3. La demande de titre de séjour présentée par M. A...sur le fondement de l'article L. 313-15 du code de l'entrée et du séjour des étrangers et du droit d'asile a été rejetée au seul motif que son état civil ne pouvait être établi de manière probante dès lors que la totalité des documents civils qu'il a présentés, à l'exception de l'acte de décès de son père, sont inexistants et donc considérés comme apocryphes. Si M. A...soutient que l'extrait d'acte de naissance du 24 avril 2015 et le jugement supplétif tenant lieu d'acte de naissance n° 10568 du 21 avril 2015 ont donné lieu à un avis favorable du 26 mai 2015 émis par le brigadier analyste en fraude documentaire de la direction départementale de la police aux frontières de Loire-Atlantique, il ressort de cet avis que son caractère favorable résultait du respect de la " légalisation " de l'acte, soit du respect de certaines obligations formelles et non du respect des conditions de fond de sa délivrance. Par ailleurs, la réponse des autorités guinéennes transmise à l'ambassade de France en Guinée du 14 mars 2017, qui lui est postérieure, mentionne qu'elles n'ont pas retrouvé de trace de ce jugement supplétif. La circonstance que cette réponse comporte une erreur au niveau du numéro de transcription de ce jugement supplétif, à savoir 224 au lieu de 2240, ne saurait nécessairement révéler, contrairement à ce que soutient le requérant, que les services de la préfecture ont saisi les autorités guinéennes de références erronées. Dans ces conditions, la force probante de l'acte de naissance et du jugement supplétif n'est pas établie et le requérant, qui ne peut en l'espèce justifier de son état civil par la seule production de sa carte consulaire, n'est pas fondé à soutenir que c'est à tort que le préfet a estimé que son état civil, impliquant la condition d'âge induite par les dispositions de l'article L. 313-15 du code de l'entrée et du séjour des étrangers et du droit d'asile, n'était pas établi.

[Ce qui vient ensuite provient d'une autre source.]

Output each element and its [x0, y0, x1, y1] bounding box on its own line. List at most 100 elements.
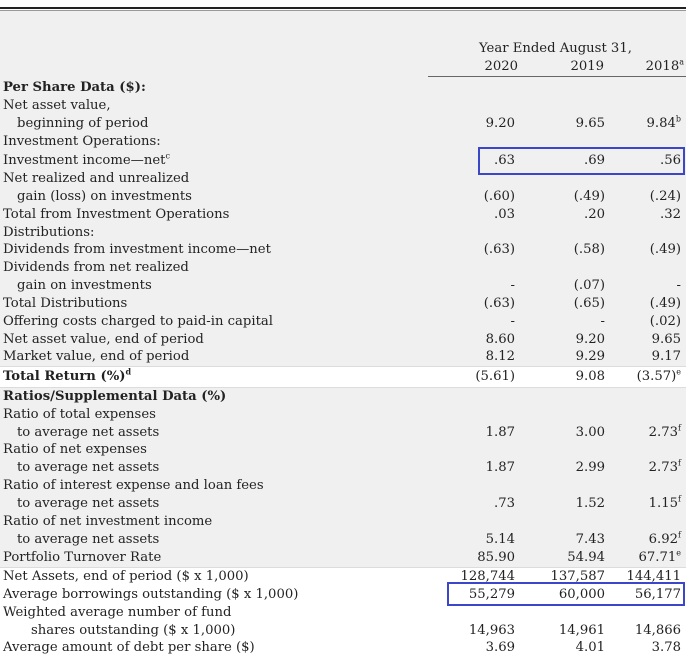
cell-2018: 67.71e — [638, 548, 682, 565]
row-label: to average net assets — [17, 460, 160, 475]
table-row: Total Distributions (.63) (.65) (.49) — [0, 296, 686, 314]
cell-2018: 14,866 — [634, 623, 681, 638]
table-row: Ratio of interest expense and loan fees — [0, 478, 686, 496]
year-2019: 2019 — [570, 59, 604, 74]
table-row: Ratio of net expenses — [0, 442, 686, 460]
row-label: Average borrowings outstanding ($ x 1,00… — [3, 587, 299, 602]
cell-2020: (.60) — [483, 189, 515, 204]
cell-2019: (.65) — [573, 296, 605, 311]
cell-2019: (.07) — [573, 278, 605, 293]
cell-2019: 3.00 — [575, 425, 605, 440]
row-label: Total Return (%)d — [3, 366, 132, 384]
cell-2020: 8.60 — [485, 332, 515, 347]
table-row: Net realized and unrealized — [0, 171, 686, 189]
cell-2020: 85.90 — [477, 550, 515, 565]
cell-2020: (5.61) — [475, 369, 515, 384]
cell-2019: 4.01 — [575, 640, 605, 655]
cell-2020: - — [510, 314, 515, 329]
highlight-investment-income — [478, 147, 685, 175]
row-label: gain (loss) on investments — [17, 189, 192, 204]
cell-2018: .56 — [660, 153, 681, 168]
cell-2018: 6.92f — [648, 530, 681, 547]
row-label: Total Distributions — [3, 296, 128, 311]
cell-2019: 9.20 — [575, 332, 605, 347]
cell-2019: .69 — [584, 153, 605, 168]
cell-2020: 5.14 — [485, 532, 515, 547]
table-row: Dividends from investment income—net (.6… — [0, 242, 686, 260]
cell-2020: 55,279 — [468, 587, 515, 602]
table-row: Per Share Data ($): — [0, 80, 686, 98]
top-margin — [0, 0, 686, 7]
cell-2019: - — [600, 314, 605, 329]
row-label: Market value, end of period — [3, 349, 190, 364]
cell-2020: 1.87 — [485, 425, 515, 440]
row-label: beginning of period — [17, 116, 149, 131]
row-label: Investment income—netc — [3, 151, 170, 168]
year-2018: 2018a — [645, 57, 684, 74]
row-label: Ratio of total expenses — [3, 407, 156, 422]
table-row: Distributions: — [0, 225, 686, 243]
row-label: gain on investments — [17, 278, 152, 293]
table-row: Net asset value, — [0, 98, 686, 116]
table-row: Average amount of debt per share ($) 3.6… — [0, 640, 686, 658]
table-row: to average net assets 5.14 7.43 6.92f — [0, 530, 686, 550]
shaded-band-ratios — [0, 387, 686, 567]
cell-2019: 54.94 — [567, 550, 605, 565]
cell-2018: (.49) — [649, 242, 681, 257]
row-label: Distributions: — [3, 225, 95, 240]
cell-2018: 56,177 — [634, 587, 681, 602]
top-rule — [0, 7, 686, 9]
shaded-band-top — [0, 11, 686, 366]
cell-2018: 1.15f — [648, 494, 681, 511]
cell-2020: 3.69 — [485, 640, 515, 655]
section-ratios: Ratios/Supplemental Data (%) — [3, 389, 227, 404]
table-row: Ratios/Supplemental Data (%) — [0, 389, 686, 407]
cell-2019: 2.99 — [575, 460, 605, 475]
separator — [0, 387, 686, 388]
table-row: Net asset value, end of period 8.60 9.20… — [0, 332, 686, 350]
row-label: Net realized and unrealized — [3, 171, 190, 186]
cell-2019: 9.65 — [575, 116, 605, 131]
row-label: Ratio of net expenses — [3, 442, 147, 457]
cell-2020: .03 — [494, 207, 515, 222]
cell-2019: 137,587 — [550, 569, 605, 584]
table-row: to average net assets .73 1.52 1.15f — [0, 494, 686, 514]
cell-2018: (.02) — [649, 314, 681, 329]
row-label: Ratio of interest expense and loan fees — [3, 478, 264, 493]
row-label: Investment Operations: — [3, 134, 161, 149]
cell-2018: (3.57)e — [636, 367, 681, 384]
table-row: Portfolio Turnover Rate 85.90 54.94 67.7… — [0, 548, 686, 568]
cell-2020: 128,744 — [460, 569, 515, 584]
section-per-share: Per Share Data ($): — [3, 80, 146, 95]
year-2020: 2020 — [484, 59, 518, 74]
highlight-average-borrowings — [447, 582, 685, 606]
row-label: to average net assets — [17, 496, 160, 511]
row-label: Weighted average number of fund — [3, 605, 232, 620]
cell-2018: 9.65 — [651, 332, 681, 347]
cell-2019: (.49) — [573, 189, 605, 204]
cell-2019: 9.08 — [575, 369, 605, 384]
cell-2018: (.24) — [649, 189, 681, 204]
row-label: Net asset value, — [3, 98, 111, 113]
table-row: gain (loss) on investments (.60) (.49) (… — [0, 189, 686, 207]
table-row: to average net assets 1.87 2.99 2.73f — [0, 458, 686, 478]
cell-2020: (.63) — [483, 296, 515, 311]
cell-2018: 2.73f — [648, 458, 681, 475]
cell-2018: 9.17 — [651, 349, 681, 364]
cell-2018: .32 — [660, 207, 681, 222]
cell-2019: 14,961 — [558, 623, 605, 638]
cell-2020: 9.20 — [485, 116, 515, 131]
cell-2018: 2.73f — [648, 423, 681, 440]
row-label: Net asset value, end of period — [3, 332, 204, 347]
header-rule — [428, 76, 686, 77]
cell-2019: 60,000 — [558, 587, 605, 602]
row-label: Ratio of net investment income — [3, 514, 213, 529]
cell-2018: 9.84b — [646, 114, 682, 131]
separator — [0, 567, 686, 568]
period-header: Year Ended August 31, — [479, 41, 632, 56]
table-row: Investment income—netc .63 .69 .56 — [0, 151, 686, 171]
row-label: Offering costs charged to paid-in capita… — [3, 314, 273, 329]
row-label: to average net assets — [17, 425, 160, 440]
cell-2020: 8.12 — [485, 349, 515, 364]
cell-2019: 7.43 — [575, 532, 605, 547]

4. En deuxième lieu, M. A...est entré en France, selon ses déclarations, en mai 2015. Une tutelle a été ouverte à son bénéfice par ordonnance du 26 juin 2015 du juge des tutelles du tribunal de grande instance de Nantes et confiée au conseil général de la Loire Atlantique qui l'a pris en charge dans le cadre d'un contrat de soutien à l'autonomie des jeunes. Il a suivi le dispositif " Mission de lutte contre le décrochage scolaire " avant d'intégrer, à la rentrée scolaire 2016-2017, une seconde professionnelle en logistique. Célibataire, il ne se prévaut d'aucun lien familial ou privé en France tandis qu'il n'est pas dépourvu de toutes attaches en Guinée où réside notamment son oncle. Dans ces conditions, en dépit de ses efforts de formation et d'insertion, le requérant n'est pas fondé à soutenir que la décision de refus de séjour porte une atteinte disproportionnée à son droit au respect de sa vie privée et familiale au regard des buts pour lesquels elle a été prise. Par conséquent, le moyen tiré de la méconnaissance des dispositions du 7° de l'article L. 313-11 du code de l'entrée et du séjour des étrangers et du droit d'asile doit être écarté. Pour les mêmes motifs, doivent être écartés les moyens tirés de ce que la décision de refus de séjour et la décision portant obligation de quitter le territoire français méconnaissent les stipulations de l'article 8 de la convention européenne de sauvegarde des droits de l'homme et des libertés fondamentales et celui selon lequel la décision portant obligation de quitter le territoire français est entachée d'une erreur manifeste d'appréciation de ses conséquences sur sa situation personnelle.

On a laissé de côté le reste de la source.